In-context learning has found widespread use across many areas of NLP and beyond.
| Application | How ICL is used |
|---|---|
| Text classification | Demonstrations show input texts paired with category labels |
| Machine translation | Source-target sentence pairs serve as demonstrations |
| Question answering | Question-answer pairs demonstrate the desired format and reasoning |
| Code generation | Input-output pairs or natural language descriptions paired with code |
| Summarization | Document-summary pairs establish the desired compression level and style |
| Data extraction | Examples show how to extract structured information from unstructured text |
| Reasoning tasks | Chain-of-thought demonstrations provide step-by-step reasoning templates |
| Format conversion | Examples demonstrate the mapping between data formats (e.g., JSON to CSV) |
| Tool and function calling | Demonstrations show how to invoke a tool or API with the right arguments |
| Multimodal tasks | Image-caption or image-question pairs serve as demonstrations in vision-language models |
| Low-resource translation | Pairing a grammar plus parallel sentences in the prompt enables translation for endangered languages (Kalamang case) |
| Personalization | A small set of user-specific examples adapt model behavior to a particular style or persona |
| Guardrails and policy enforcement | Demonstrations encode the desired refusal behavior or safety constraints |
Imagine you are doing a new kind of worksheet at school that you have never seen before.
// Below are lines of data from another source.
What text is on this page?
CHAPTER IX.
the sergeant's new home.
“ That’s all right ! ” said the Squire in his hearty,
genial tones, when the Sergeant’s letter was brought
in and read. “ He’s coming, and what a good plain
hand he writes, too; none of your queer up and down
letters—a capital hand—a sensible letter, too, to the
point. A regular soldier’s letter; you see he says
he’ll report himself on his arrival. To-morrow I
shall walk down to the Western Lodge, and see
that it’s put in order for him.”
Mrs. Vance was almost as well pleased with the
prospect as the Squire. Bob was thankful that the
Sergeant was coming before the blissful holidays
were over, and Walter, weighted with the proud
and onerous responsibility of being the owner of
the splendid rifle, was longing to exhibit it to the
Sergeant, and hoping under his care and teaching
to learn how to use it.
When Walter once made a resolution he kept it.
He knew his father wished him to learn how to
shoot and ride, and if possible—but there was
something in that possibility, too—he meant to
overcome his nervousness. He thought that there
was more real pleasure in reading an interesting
Your teacher shows you two completed examples at the top of the page so you can see the pattern. Then you try to do the next one on your own by copying what the examples did.
That is basically what in-context learning is. A big language model (like a very smart parrot that has read billions of sentences) gets shown a few "here is the question, here is the answer" examples right before a new question. The model looks at those examples, figures out the pattern, and then answers the new question the same way. The interesting part is that nobody had to re-teach the model anything. It just looked at the examples and figured it out on the spot.
If you give it more examples, it usually gets better. If you give it the wrong-looking examples or write them in a confusing order, it can get confused. And when you start a new conversation, it forgets everything, because it never actually wrote anything down in its long-term memory.